Mental Health and Wellbeing Workforce Strategy means more funding for mental health nurses

Premier Daniel Andrews and former Mental Health Minister James Merlino speaking to media about the release of the final report. Premier Andrews promised to implement all recommendations. (AAP Image/Luis Ascui)

In December 2021, the Andrews Government released a blueprint to build and support Victoria’s mental health workforce, with $41 million in extra funding to immediately deliver more than 350 jobs – including more than 40 new enrolled nurses and eight new mental health nurse educators – across the mental health system.

The new Mental Health and Wellbeing Workforce Strategy 2021–2024 is designed to guide the government’s work to grow the mental health system’s most important asset: its workforce.

‘While we build the mental health facilities our state needs, we’re investing in our most precious asset: the workers who care for Victorians around the clock,’ said Minister for Mental Health James Merlino when launching the strategy. ‘This plan means more than 350 workers to help those who need it right now, and a pipeline of thousands more in the coming years.’

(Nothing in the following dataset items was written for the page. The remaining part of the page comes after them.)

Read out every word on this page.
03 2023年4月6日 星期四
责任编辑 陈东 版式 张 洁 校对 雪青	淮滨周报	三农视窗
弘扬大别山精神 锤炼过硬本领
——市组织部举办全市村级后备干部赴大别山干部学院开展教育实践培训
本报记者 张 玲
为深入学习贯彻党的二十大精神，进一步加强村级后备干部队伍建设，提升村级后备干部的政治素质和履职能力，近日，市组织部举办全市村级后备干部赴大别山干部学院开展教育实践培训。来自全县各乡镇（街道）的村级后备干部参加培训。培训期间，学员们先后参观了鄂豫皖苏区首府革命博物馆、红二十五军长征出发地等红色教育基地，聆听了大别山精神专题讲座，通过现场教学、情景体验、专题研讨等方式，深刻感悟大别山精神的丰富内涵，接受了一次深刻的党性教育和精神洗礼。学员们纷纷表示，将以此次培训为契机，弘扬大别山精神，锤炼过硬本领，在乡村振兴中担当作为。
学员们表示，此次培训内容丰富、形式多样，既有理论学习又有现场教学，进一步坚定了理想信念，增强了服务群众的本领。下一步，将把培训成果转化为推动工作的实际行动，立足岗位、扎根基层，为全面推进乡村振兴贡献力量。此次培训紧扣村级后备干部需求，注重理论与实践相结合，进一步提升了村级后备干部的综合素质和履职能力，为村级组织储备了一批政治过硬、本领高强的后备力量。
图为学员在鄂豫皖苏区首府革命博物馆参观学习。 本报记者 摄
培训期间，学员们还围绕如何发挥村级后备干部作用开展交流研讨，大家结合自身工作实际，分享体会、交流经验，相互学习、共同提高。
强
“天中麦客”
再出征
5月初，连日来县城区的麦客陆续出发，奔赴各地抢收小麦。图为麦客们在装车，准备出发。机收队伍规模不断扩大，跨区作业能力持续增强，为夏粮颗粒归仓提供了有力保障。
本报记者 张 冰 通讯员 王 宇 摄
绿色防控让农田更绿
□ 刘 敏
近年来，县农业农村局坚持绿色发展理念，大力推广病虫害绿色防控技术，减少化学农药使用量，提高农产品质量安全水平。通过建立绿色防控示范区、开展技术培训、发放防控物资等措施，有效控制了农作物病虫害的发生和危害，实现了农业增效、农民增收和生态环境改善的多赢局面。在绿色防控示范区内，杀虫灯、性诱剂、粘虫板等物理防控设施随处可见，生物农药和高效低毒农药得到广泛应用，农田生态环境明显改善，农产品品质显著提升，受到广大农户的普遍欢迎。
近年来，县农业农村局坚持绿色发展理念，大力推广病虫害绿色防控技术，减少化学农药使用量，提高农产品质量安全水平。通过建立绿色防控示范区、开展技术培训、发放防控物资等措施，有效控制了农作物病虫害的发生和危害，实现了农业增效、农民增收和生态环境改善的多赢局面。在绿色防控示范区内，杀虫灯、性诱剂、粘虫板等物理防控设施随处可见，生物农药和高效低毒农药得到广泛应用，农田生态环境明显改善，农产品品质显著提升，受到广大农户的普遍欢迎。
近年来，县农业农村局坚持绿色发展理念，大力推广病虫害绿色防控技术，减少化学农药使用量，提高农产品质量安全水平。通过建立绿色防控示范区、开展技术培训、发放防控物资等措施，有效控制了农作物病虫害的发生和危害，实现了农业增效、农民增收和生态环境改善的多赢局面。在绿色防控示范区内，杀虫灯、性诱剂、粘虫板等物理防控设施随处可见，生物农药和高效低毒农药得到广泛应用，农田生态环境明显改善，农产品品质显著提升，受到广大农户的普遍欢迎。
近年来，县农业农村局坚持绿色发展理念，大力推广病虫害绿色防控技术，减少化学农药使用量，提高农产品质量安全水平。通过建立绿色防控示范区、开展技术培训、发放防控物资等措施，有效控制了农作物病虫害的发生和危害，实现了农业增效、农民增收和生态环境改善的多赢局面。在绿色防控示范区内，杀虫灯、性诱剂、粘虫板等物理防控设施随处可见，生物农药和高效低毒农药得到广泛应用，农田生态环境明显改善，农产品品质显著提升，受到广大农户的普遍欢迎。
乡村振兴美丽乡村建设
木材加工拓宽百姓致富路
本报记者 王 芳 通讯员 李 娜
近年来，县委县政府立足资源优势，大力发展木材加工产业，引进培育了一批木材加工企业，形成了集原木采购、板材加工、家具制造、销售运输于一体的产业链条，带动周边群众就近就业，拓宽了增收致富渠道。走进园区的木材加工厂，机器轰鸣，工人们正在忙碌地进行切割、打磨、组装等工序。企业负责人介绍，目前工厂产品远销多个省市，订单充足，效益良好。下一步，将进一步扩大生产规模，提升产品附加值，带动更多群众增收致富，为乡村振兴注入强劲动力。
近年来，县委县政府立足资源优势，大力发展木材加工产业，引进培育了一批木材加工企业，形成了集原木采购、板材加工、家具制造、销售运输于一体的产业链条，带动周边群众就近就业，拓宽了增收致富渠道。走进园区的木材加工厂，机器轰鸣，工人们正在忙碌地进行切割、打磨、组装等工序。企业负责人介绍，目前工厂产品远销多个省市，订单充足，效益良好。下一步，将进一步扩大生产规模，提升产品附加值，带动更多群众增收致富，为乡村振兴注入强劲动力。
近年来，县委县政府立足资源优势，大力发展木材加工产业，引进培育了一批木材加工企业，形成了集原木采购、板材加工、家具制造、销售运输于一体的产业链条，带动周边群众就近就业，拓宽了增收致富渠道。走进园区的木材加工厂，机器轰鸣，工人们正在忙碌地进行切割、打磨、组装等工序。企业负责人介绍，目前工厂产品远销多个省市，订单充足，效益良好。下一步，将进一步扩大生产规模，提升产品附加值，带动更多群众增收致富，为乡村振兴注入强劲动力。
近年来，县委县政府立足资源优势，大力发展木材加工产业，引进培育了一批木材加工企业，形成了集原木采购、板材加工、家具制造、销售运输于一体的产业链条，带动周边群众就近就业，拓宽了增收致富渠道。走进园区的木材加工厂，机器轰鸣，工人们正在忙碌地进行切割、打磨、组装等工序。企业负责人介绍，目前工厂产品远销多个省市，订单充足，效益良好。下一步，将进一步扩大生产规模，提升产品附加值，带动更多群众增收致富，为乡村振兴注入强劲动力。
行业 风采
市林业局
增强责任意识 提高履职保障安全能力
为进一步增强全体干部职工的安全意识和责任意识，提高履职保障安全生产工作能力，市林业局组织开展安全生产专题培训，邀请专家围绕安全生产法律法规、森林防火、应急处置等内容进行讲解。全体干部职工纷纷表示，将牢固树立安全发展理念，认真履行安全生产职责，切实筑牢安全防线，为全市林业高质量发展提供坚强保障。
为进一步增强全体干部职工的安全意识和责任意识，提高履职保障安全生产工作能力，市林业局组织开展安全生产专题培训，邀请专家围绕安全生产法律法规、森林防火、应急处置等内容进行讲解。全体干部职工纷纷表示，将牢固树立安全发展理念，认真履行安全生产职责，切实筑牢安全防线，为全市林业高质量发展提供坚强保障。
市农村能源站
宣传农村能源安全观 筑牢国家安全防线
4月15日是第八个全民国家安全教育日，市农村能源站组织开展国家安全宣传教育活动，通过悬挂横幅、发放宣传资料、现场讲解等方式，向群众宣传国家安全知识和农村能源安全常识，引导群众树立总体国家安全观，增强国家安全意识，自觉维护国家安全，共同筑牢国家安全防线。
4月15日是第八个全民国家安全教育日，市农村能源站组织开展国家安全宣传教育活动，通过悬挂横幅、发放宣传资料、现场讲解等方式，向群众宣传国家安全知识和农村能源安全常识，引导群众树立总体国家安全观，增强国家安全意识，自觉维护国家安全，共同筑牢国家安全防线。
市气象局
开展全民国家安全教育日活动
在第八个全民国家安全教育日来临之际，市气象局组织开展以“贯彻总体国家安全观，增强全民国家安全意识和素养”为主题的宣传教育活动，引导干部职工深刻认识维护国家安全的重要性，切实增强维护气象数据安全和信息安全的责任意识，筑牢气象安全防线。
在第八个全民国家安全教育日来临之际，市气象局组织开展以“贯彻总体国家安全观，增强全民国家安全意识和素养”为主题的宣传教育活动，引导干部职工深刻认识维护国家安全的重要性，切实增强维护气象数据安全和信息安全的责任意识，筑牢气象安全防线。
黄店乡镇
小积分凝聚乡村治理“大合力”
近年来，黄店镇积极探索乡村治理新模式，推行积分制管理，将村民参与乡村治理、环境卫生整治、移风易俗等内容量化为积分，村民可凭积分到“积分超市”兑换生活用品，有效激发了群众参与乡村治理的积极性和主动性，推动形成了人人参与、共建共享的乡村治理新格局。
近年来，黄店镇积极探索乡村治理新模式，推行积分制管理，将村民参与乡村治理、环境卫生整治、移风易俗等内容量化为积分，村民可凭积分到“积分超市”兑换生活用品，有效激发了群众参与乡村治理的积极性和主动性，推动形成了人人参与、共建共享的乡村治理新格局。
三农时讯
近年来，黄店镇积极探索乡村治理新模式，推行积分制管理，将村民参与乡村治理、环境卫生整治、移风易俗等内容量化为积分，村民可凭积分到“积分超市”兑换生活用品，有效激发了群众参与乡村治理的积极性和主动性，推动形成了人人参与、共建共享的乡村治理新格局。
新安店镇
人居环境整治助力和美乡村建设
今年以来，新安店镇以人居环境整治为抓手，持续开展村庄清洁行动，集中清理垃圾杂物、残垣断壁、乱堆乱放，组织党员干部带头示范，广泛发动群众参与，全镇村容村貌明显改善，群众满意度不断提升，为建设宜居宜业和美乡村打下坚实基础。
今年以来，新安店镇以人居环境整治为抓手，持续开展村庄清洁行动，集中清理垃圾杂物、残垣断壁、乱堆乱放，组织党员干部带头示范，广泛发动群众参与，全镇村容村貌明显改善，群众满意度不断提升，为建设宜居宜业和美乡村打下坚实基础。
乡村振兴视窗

Reflecting on the announcement, ANMF Assistant Secretary Madeleine Harradence stated, ‘Victoria has some of the highest numbers of enrolled nurses in the country and we are delighted that through this funding we will see enrolled nurses as a critical part of the much-needed pipeline of workers into mental health.’

The strategy was a key recommendation of the Royal Commission into Victoria’s Mental Health System. It builds on the $228 million the Andrews Government has already invested in the 2020/2021 and 2021/2022 state budgets to support new mental health positions for nurses, allied health roles and jobs for those with lived experience of the mental health system. This includes RUSON programs (also known as pre-qualified initiatives) and other entry pathways for mental health nurses.

The mental health RUSON program allocates $8 million to provide opportunities for nursing, allied health and medicine students to work part-time in mental health services while they study. This initiative supported 120 pre-qualification/RUSON roles in 2021 and will continue through 2022, providing students with valuable experience and early exposure to the mental health sector, increasing the likelihood that they will choose a career in mental health upon graduation.

ANMF (Vic branch) has been a huge advocate for RUSON/M programs and has seen them rapidly grow since their inception in 2010, bolstered by Daniel Andrews when he was then Health Minister and the first general RUSON pilots at Monash Health, Alfred and Eastern health in 2016.